Not terribly encouraging, but also, isn't that life? One thing directly precedes the next. I pulled a final, clarifying card and found exactly that:


No matter what life throws at you, one journey ends, another begins.



Friday, November 4, 2022

Terrifier 2

It's funny. Two weeks ago today, I woke up and saw Boy Harsher had dropped a new single. I posted Burn it Down that day, hoping it heralded an upcoming full-length, not realizing less than twenty-four hours later, I would sit down in a cinema and hear the song featured in Halloween Ends. Then, last night, I went to see Terrifier 2 (at a Regal no less, which is just INSANE) and was overjoyed to hear "Pain," from the band's 2018 album Lesser Man.

Very cool to see these two blowing up. I love their music.




Watch:

I don't know what it says about our society that Terrifier 2 is having a pretty big run at big box theatre chains, and likewise, I don't know what it says about me that I liked it as much as I did. I'm still uncomfortable with the revelry these two flicks place on violence, but there's a larger picture emerging that has me quite intrigued. 

 

 Looks like my 31 days of Halloween are still going.
 


Read:

Holy cow. X-Men: RED absolutely blew me away this month. The level of planning, plotting and story architecture at work in the X-Books these days is pretty staggering, but the revelation of Abigail Brand's agenda is awe-inspiring. 

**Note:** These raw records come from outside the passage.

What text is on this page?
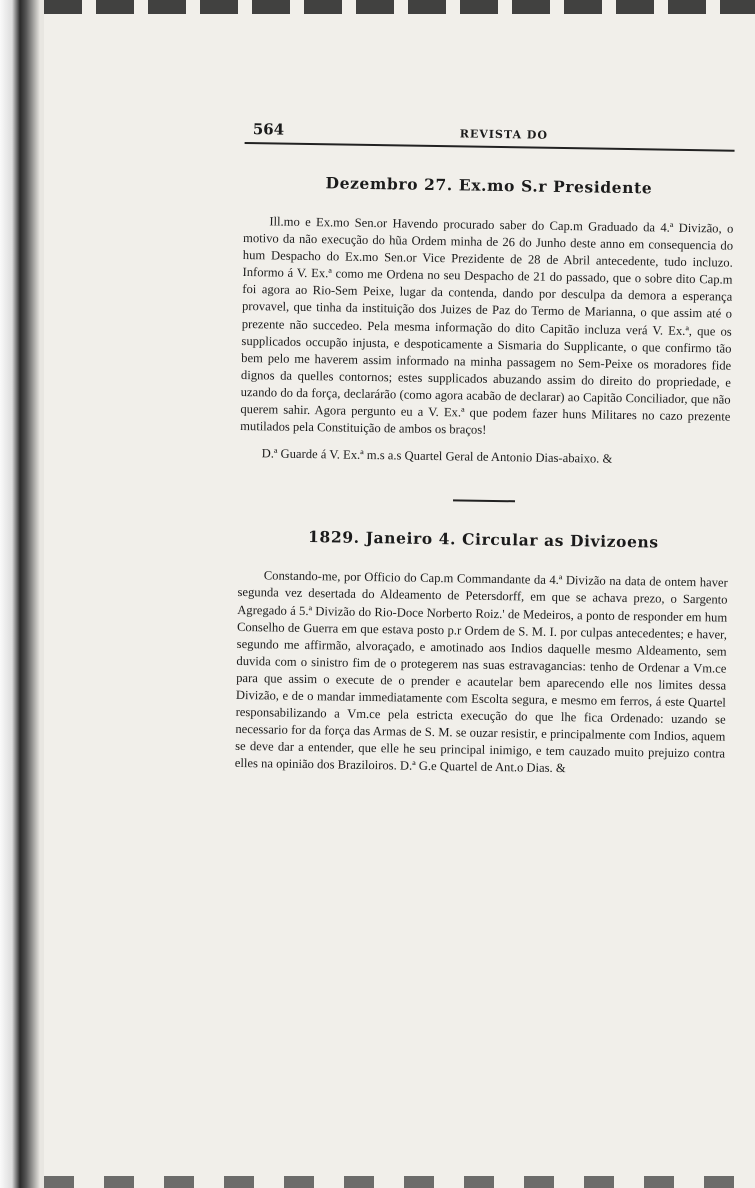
564	REVISTA DO
Dezembro 27. Ex.mo S.r Presidente

Ill.mo e Ex.mo Sen.or Havendo procurado saber do Cap.m Graduado da 4.ª Divizão, o motivo da não execução do hũa Ordem minha de 26 do Junho deste anno em consequencia do hum Despacho do Ex.mo Sen.or Vice Prezidente de 28 de Abril antecedente, tudo incluzo. Informo á V. Ex.ª como me Ordena no seu Despacho de 21 do passado, que o sobre dito Cap.m foi agora ao Rio-Sem Peixe, lugar da contenda, dando por desculpa da demora a esperança provavel, que tinha da instituição dos Juizes de Paz do Termo de Marianna, o que assim até o prezente não succedeo. Pela mesma informação do dito Capitão incluza verá V. Ex.ª, que os supplicados occupão injusta, e despoticamente a Sismaria do Supplicante, o que confirmo tão bem pelo me haverem assim informado na minha passagem no Sem-Peixe os moradores fide dignos da quelles contornos; estes supplicados abuzando assim do direito do propriedade, e uzando do da força, declarárão (como agora acabão de declarar) ao Capitão Conciliador, que não querem sahir. Agora pergunto eu a V. Ex.ª que podem fazer huns Militares no cazo prezente mutilados pela Constituição de ambos os braços!

D.ª Guarde á V. Ex.ª m.s a.s Quartel Geral de Antonio Dias-abaixo. &

1829. Janeiro 4. Circular as Divizoens

Constando-me, por Officio do Cap.m Commandante da 4.ª Divizão na data de ontem haver segunda vez desertada do Aldeamento de Petersdorff, em que se achava prezo, o Sargento Agregado á 5.ª Divizão do Rio-Doce Norberto Roiz.' de Medeiros, a ponto de responder em hum Conselho de Guerra em que estava posto p.r Ordem de S. M. I. por culpas antecedentes; e haver, segundo me affirmão, alvoraçado, e amotinado aos Indios daquelle mesmo Aldeamento, sem duvida com o sinistro fim de o protegerem nas suas estravagancias: tenho de Ordenar a Vm.ce para que assim o execute de o prender e acautelar bem aparecendo elle nos limites dessa Divizão, e de o mandar immediatamente com Escolta segura, e mesmo em ferros, á este Quartel responsabilizando a Vm.ce pela estricta execução do que lhe fica Ordenado: uzando se necessario for da força das Armas de S. M. se ouzar resistir, e principalmente com Indios, aquem se deve dar a entender, que elle he seu principal inimigo, e tem cauzado muito prejuizo contra elles na opinião dos Braziloiros. D.ª G.e Quartel de Ant.o Dias. &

There's something magical about the way this book meshes the cosmic Marvel Universe - Nova has been regularly seen in its pages - and the X-Men. Previously, even when Chris Claremont took his Uncanny X-Men book into cosmic territory - usually with the Sh'iar - I always kind of tuned out. I never cared about Lilandra, Gladiator or Cycolops' father and his team of space swashbucklers, or whatever they were. But something about SWORD vol. 2 and now X-Men read, the overall story they're telling and the galactic stage they've set, it's really working for me. (I still don't care about the Sh'iar, who figured prominently in this book, however, I will say that the crimes they are on the brink of war for are very intriguing). 

Oh, and I'm back to loving Cable. Who knew that would happen?




Playlist:

Opeth - In Cauda Venenum
Opeth - Watershed
Opeth - Deliverance
Ritual Veil - Wolf in the Night EP
Various - Terrifier 2 Soundtrack Playlist
Boy Harsher - Lesser Man
Bragolin - I Saw Nothing Good so I Left
Miami Nights 1984 - Sentimental




Card:


A new venture brings success and balance. Not gonna lie - kind of needed this after that murky year-end pull.